196.201.92.41 - - [08/Feb/2007:14:15:01 +0000] "GET / HTTP/1.1" 200 3309 "-" "MOT-L7/08.B7.DCR MIB/2.2.1 Profile/MIDP-2.0 Configuration/CLDC-1.1"

这里具体的任务是按响应代码、查询、浏览器、来源 URL 和最后日期对该文件中的 286,525 行进行排序。一种解决方案可能是使用以下代码，该代码迭代命令行上给出的文件。

# sort-apache-log

#!/usr/bin/perl -n

use v5.36;

my @data;

LINE:
while ( <> ) {
    my $line = $_;
    if (
        $line =~ m/^(
            ([\w\.\-]+)             # client
            \s*-\s*-\s*\[
            ([^]]+)                 # date
            \]\s*"\w+\s*
            (\S+)                   # query
            [^"]+"\s*
            (\d+)                   # status
            \s+\S+\s+"[^"]*"\s+"
            ([^"]*)                 # browser
            "
            .*
        )$/x
    ) {
        my @chunks = split(/ +/, $line);
        my $ip      = $1;
        my $date    = $2;
        my $query   = $3;
        my $status  = $4;
        my $browser = $5;

        push(@data, [$ip, $date, $query, $status, $browser, $line]);
    }
}

my @sorted = sort {
    $a->[3] cmp $b->[3]
            ||
    $a->[2] cmp $b->[2]
            ||
    $a->[0] cmp $b->[0]
            ||
    $a->[1] cmp $b->[1]
            ||
    $a->[4] cmp $b->[4]
} @data;

foreach my $data ( @sorted ) {
    print $data->[5];
}

exit 0;

运行此程序时，重定向 STDOUT，以便可以从以下测试运行中检查输出是否正确，并使用系统 time 实用程序检查总体运行时间。

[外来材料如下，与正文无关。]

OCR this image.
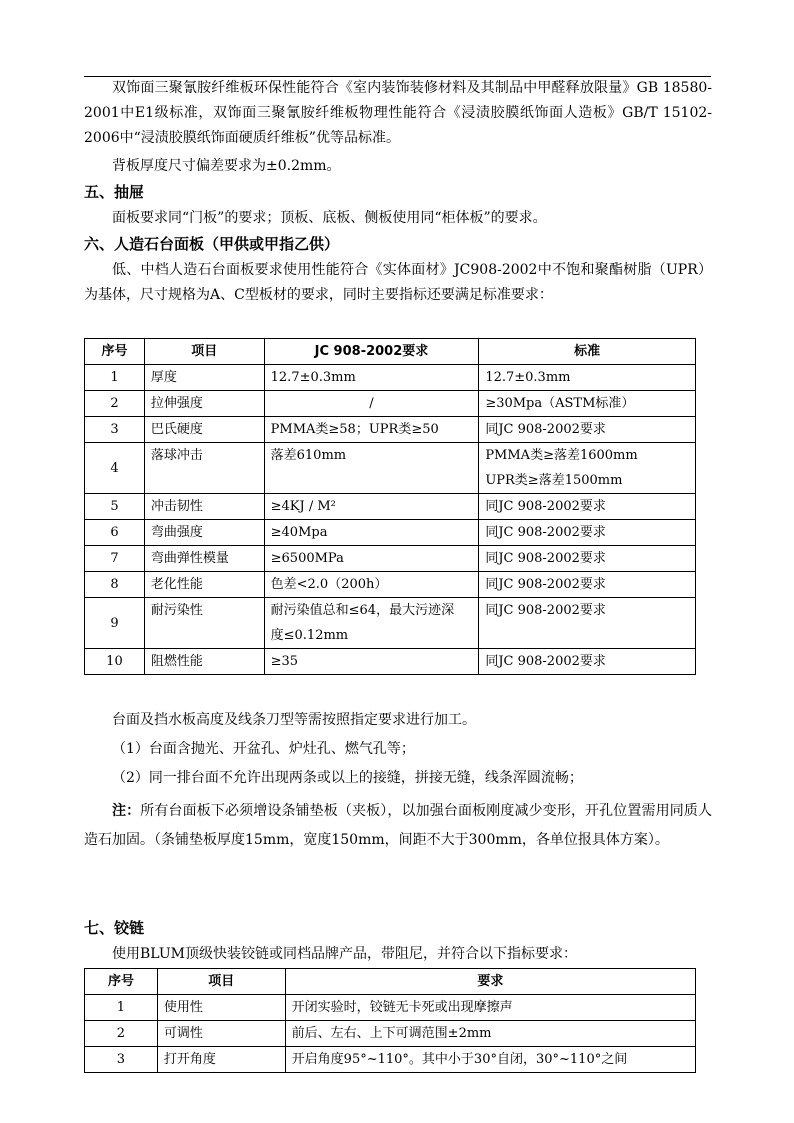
双饰面三聚氰胺纤维板环保性能符合《室内装饰装修材料及其制品中甲醛释放限量》GB 18580-2001中E1级标准，双饰面三聚氰胺纤维板物理性能符合《浸渍胶膜纸饰面人造板》GB/T 15102-2006中“浸渍胶膜纸饰面硬质纤维板”优等品标准。

背板厚度尺寸偏差要求为±0.2mm。

五、抽屉

面板要求同“门板”的要求；顶板、底板、侧板使用同“柜体板”的要求。

六、人造石台面板（甲供或甲指乙供）

低、中档人造石台面板要求使用性能符合《实体面材》JC908-2002中不饱和聚酯树脂（UPR）为基体，尺寸规格为A、C型板材的要求，同时主要指标还要满足标准要求：

序号	项目	JC 908-2002要求	标准
1	厚度	12.7±0.3mm	12.7±0.3mm
2	拉伸强度	/	≥30Mpa（ASTM标准）
3	巴氏硬度	PMMA类≥58；UPR类≥50	同JC 908-2002要求
4	落球冲击	落差610mm	PMMA类≥落差1600mm
UPR类≥落差1500mm

5	冲击韧性	≥4KJ / M²	同JC 908-2002要求
6	弯曲强度	≥40Mpa	同JC 908-2002要求
7	弯曲弹性模量	≥6500MPa	同JC 908-2002要求
8	老化性能	色差<2.0（200h）	同JC 908-2002要求
9	耐污染性	耐污染值总和≤64，最大污迹深
度≤0.12mm	同JC 908-2002要求
10	阻燃性能	≥35	同JC 908-2002要求

台面及挡水板高度及线条刀型等需按照指定要求进行加工。

（1）台面含抛光、开盆孔、炉灶孔、燃气孔等；

（2）同一排台面不允许出现两条或以上的接缝，拼接无缝，线条浑圆流畅；

注：所有台面板下必须增设条铺垫板（夹板），以加强台面板刚度减少变形，开孔位置需用同质人造石加固。（条铺垫板厚度15mm，宽度150mm，间距不大于300mm，各单位报具体方案）。

七、铰链

使用BLUM顶级快装铰链或同档品牌产品，带阻尼，并符合以下指标要求：

序号	项目	要求
1	使用性	开闭实验时，铰链无卡死或出现摩擦声
2	可调性	前后、左右、上下可调范围±2mm
3	打开角度	开启角度95°~110°。其中小于30°自闭，30°~110°之间
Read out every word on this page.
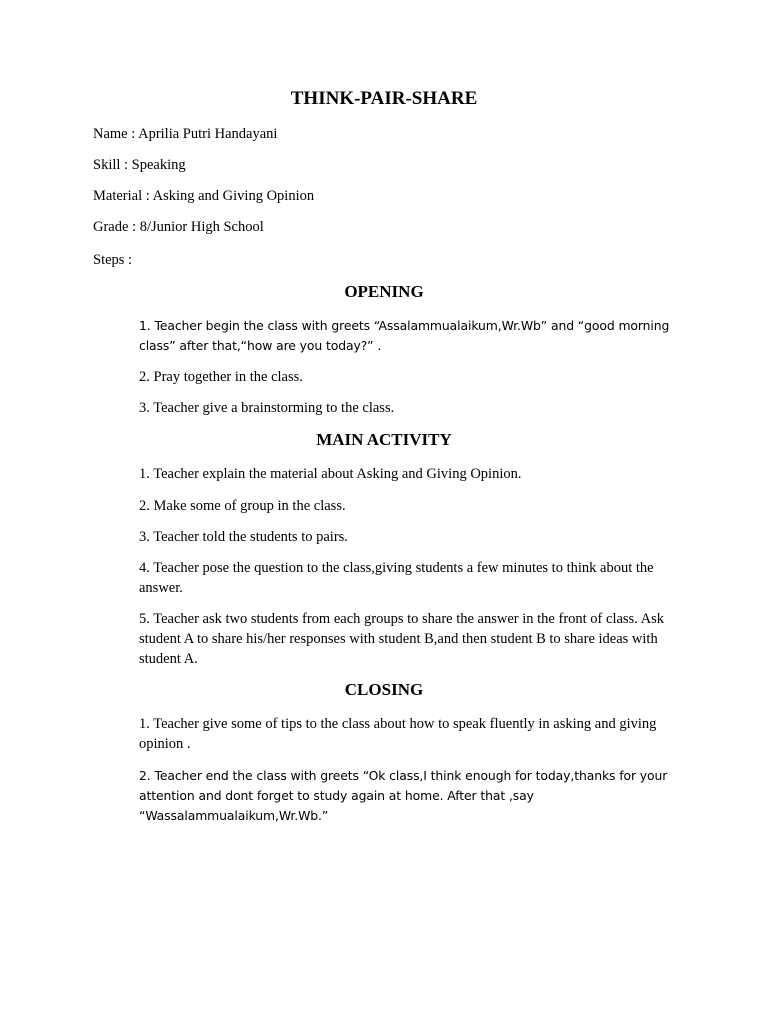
THINK-PAIR-SHARE
Name : Aprilia Putri Handayani
Skill : Speaking
Material : Asking and Giving Opinion
Grade : 8/Junior High School
Steps :
OPENING

1. Teacher begin the class with greets “Assalammualaikum,Wr.Wb” and “good morning class” after that,“how are you today?” .

2. Pray together in the class.

3. Teacher give a brainstorming to the class.

MAIN ACTIVITY

1. Teacher explain the material about Asking and Giving Opinion.

2. Make some of group in the class.

3. Teacher told the students to pairs.

4. Teacher pose the question to the class,giving students a few minutes to think about the answer.

5. Teacher ask two students from each groups to share the answer in the front of class. Ask student A to share his/her responses with student B,and then student B to share ideas with student A.

CLOSING

1. Teacher give some of tips to the class about how to speak fluently in asking and giving opinion .

2. Teacher end the class with greets “Ok class,I think enough for today,thanks for your attention and dont forget to study again at home. After that ,say “Wassalammualaikum,Wr.Wb.”
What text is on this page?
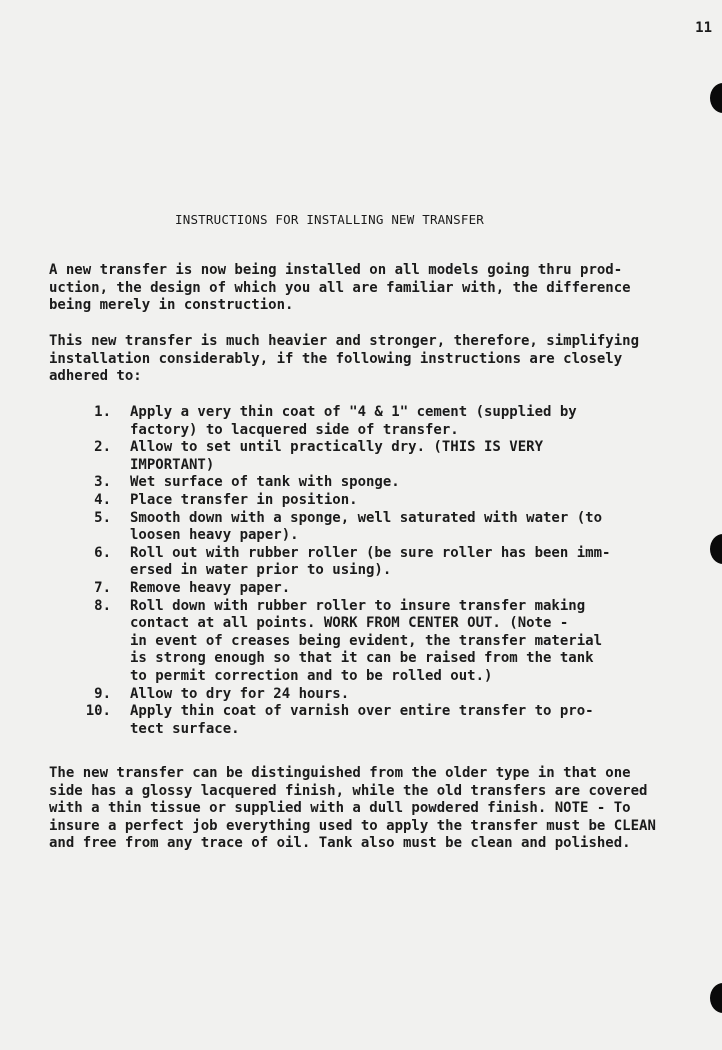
11
INSTRUCTIONS FOR INSTALLING NEW TRANSFER

A new transfer is now being installed on all models going thru prod-
uction, the design of which you all are familiar with, the difference
being merely in construction.

This new transfer is much heavier and stronger, therefore, simplifying
installation considerably, if the following instructions are closely
adhered to:

1. Apply a very thin coat of "4 & 1" cement (supplied by
factory) to lacquered side of transfer.
2. Allow to set until practically dry. (THIS IS VERY
IMPORTANT)
3. Wet surface of tank with sponge.
4. Place transfer in position.
5. Smooth down with a sponge, well saturated with water (to
loosen heavy paper).
6. Roll out with rubber roller (be sure roller has been imm-
ersed in water prior to using).
7. Remove heavy paper.
8. Roll down with rubber roller to insure transfer making
contact at all points. WORK FROM CENTER OUT. (Note -
in event of creases being evident, the transfer material
is strong enough so that it can be raised from the tank
to permit correction and to be rolled out.)
9. Allow to dry for 24 hours.
10. Apply thin coat of varnish over entire transfer to pro-
tect surface.

The new transfer can be distinguished from the older type in that one
side has a glossy lacquered finish, while the old transfers are covered
with a thin tissue or supplied with a dull powdered finish. NOTE - To
insure a perfect job everything used to apply the transfer must be CLEAN
and free from any trace of oil. Tank also must be clean and polished.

$> time ./sort-apache-log logfile > out-sort

real    0m17.371s
user    0m15.757s
sys     0m0.592s

该程序运行时间略超过 17 秒。注意 time 输出的不同值，始终使用相同的值很重要，不要混淆每个值的含义。

#经过的实际时间: 从调用 time 到其终止的总时间或时钟时间。经过的时间包括用户时间和系统时间，以及等待系统上其他用户和进程的时间。不可避免地，这是给定测量中最不精确的。
#用户 CPU 时间: 用户时间是整个进程在本系统上代表用户执行此程序所花费的时间量。
#系统 CPU 时间: 系统时间是内核本身代表此进程用户执行例程或系统调用所花费的时间量。

将此相同进程作为 Schwarzian 变换 运行，可以消除用于存储所有数据的输入和输出数组，并且也可以直接在输入到达时对其进行处理。否则，代码看起来非常相似

# sort-apache-log-schwarzian

#!/usr/bin/perl -n

use v5.36;

print

    map $_->[0] =>

    sort {
        $a->[4] cmp $b->[4]
                ||
        $a->[3] cmp $b->[3]
                ||
        $a->[1] cmp $b->[1]
                ||
        $a->[2] cmp $b->[2]
                ||
        $a->[5] cmp $b->[5]
    }
    map  [ $_, m/^(
        ([\w\.\-]+)             # client
        \s*-\s*-\s*\[
        ([^]]+)                 # date
        \]\s*"\w+\s*
        (\S+)                   # query
        [^"]+"\s*
        (\d+)                   # status
        \s+\S+\s+"[^"]*"\s+"
        ([^"]*)                 # browser
        "
        .*
    )$/xo ]

    => <>;

exit 0;

对与上面相同的日志文件运行新代码，以检查新时间。

$> time ./sort-apache-log-schwarzian logfile > out-schwarz

real    0m9.664s
user    0m8.873s
sys     0m0.704s

时间已缩短一半，这在任何标准下都是一个可观的提速。当然，重要的是要检查输出是否与第一次程序运行一致，这就是 Unix 系统 cksum 实用程序发挥作用的地方。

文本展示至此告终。